More Perfect | podcast
Black Flight and the New Suburbia (R4) | iPlayer
Virgin Radio
Radiolab is a podcast staple, one of those long-running US shows that you turn to whenever, wherever, because it’s consistently good (others: 99% Invisible, This American Life, oh you know…). And now it has a seven-part spin-off series, More Perfect. We’re five episodes in, so you can binge on it during a long evening or train journey.
More Perfect concerns itself with the US supreme court, the decisions of which “shape everything from marriage and money to public safety and sex”. It’s a topic that is close enough to be interesting to UK listeners, but far enough away not to make us anxious. (Our own political systems will do that, thanks.) The episodes cover subjects such as the death penalty, a law designed to protect Native American families, how the supreme court actually came about… and they are absorbing. One, called Adoptive Couple v Baby Girl, ran on Radiolab itself three years ago. It’s a powerful listen, a singularly upsetting situation that is, in the end, resolved, but all these shows are interesting stories, interestingly told.
More Perfect, like Radiolab, is the opposite of a one-voice show: it prefers many voices, chiming in, different people taking single lines or even words, running over recordings. I enjoy this, though the approach can sometimes seem a bit light for more serious topics. And, very occasionally, the tone is off too. During the Adoptive Couple episode, a vital character whose point of view had not been heard is presented as a quarry. “Did you get him?” says one journalist. Big pause. “Yes, I got him,” replies another. It’s a teensy bit self-satisfied. The light, multi-voice approach works better during the Kittens Kick… episode, which is set around the era of Thomas Jefferson. The variety of voices, the call and response of the journalists involved, means the story zips along. I also liked the fact that, in the first episode (about lethal injections), they asked a UK journalist to go back to a particular Ealing shop to talk to someone involved, even though their involvement was long since over. It gave the story more relevance.
Back to the UK for a nice documentary on Black Flight and the New Suburbia, presented by Hugh Muir.
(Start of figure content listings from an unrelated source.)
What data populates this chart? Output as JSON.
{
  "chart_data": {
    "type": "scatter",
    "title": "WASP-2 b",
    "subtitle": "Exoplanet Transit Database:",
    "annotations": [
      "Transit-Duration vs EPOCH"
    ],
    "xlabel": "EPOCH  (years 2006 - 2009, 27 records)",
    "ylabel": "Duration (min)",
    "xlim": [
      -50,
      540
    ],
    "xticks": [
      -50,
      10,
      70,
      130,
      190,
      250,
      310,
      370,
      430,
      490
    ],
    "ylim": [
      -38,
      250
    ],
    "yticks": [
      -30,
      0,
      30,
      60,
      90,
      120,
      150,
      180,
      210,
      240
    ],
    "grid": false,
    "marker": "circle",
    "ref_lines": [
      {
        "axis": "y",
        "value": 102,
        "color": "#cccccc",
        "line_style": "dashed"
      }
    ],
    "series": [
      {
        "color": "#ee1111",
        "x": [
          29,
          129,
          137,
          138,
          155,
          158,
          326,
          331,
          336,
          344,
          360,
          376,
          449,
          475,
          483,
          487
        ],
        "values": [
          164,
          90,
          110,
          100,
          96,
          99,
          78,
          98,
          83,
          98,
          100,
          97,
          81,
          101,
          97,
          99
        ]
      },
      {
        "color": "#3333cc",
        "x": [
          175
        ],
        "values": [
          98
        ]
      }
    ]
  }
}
House prices are moving everyone out of the centre of towns and BAME people are no exception. Muir met Asian people in Chalfont St Giles, black people in Chigwell (“We haven’t made any changes, we bring the West Indian wherever we go!”) and members of the congregation of a black Pentecostal church so successful it had to move to larger, suburban premises. These new out-of-town residents had very few gripes. They missed certain foods, hair stylists and places of worship, but not enough to make them unhappy. Perhaps we shouldn’t be surprised to find that gardens could be a flashpoint: “The Asian community have different sorts of ideas about gardens…” Different ideas, such as fruit trees instead of flowers, or – even more shocking – paving over the whole front lawn, so there’s more room for cars. Interesting stuff, especially when extended to politics. Aspirational, children-centred ethnic minority voters change a suburban political demographic. “Living history,” one expert called it. “Changing, becoming stronger.” “We’re a diverse country,” said a new suburbanite. “And change is good – you’ve got to embrace it.”
The new Virgin Radio has been going for more than three months now and celebrated its 100 days birthday on Thursday. It’s a station that seems happy in its skin: presenters such as Edith Bowman, Jamie East, Matt Richardson are great at their jobs, the music policy is sensible (fun, but nothing to frighten the cat), the atmosphere is upbeat. It’s nice to have a happy, slick, new national station. Many (well, not that many) happy returns.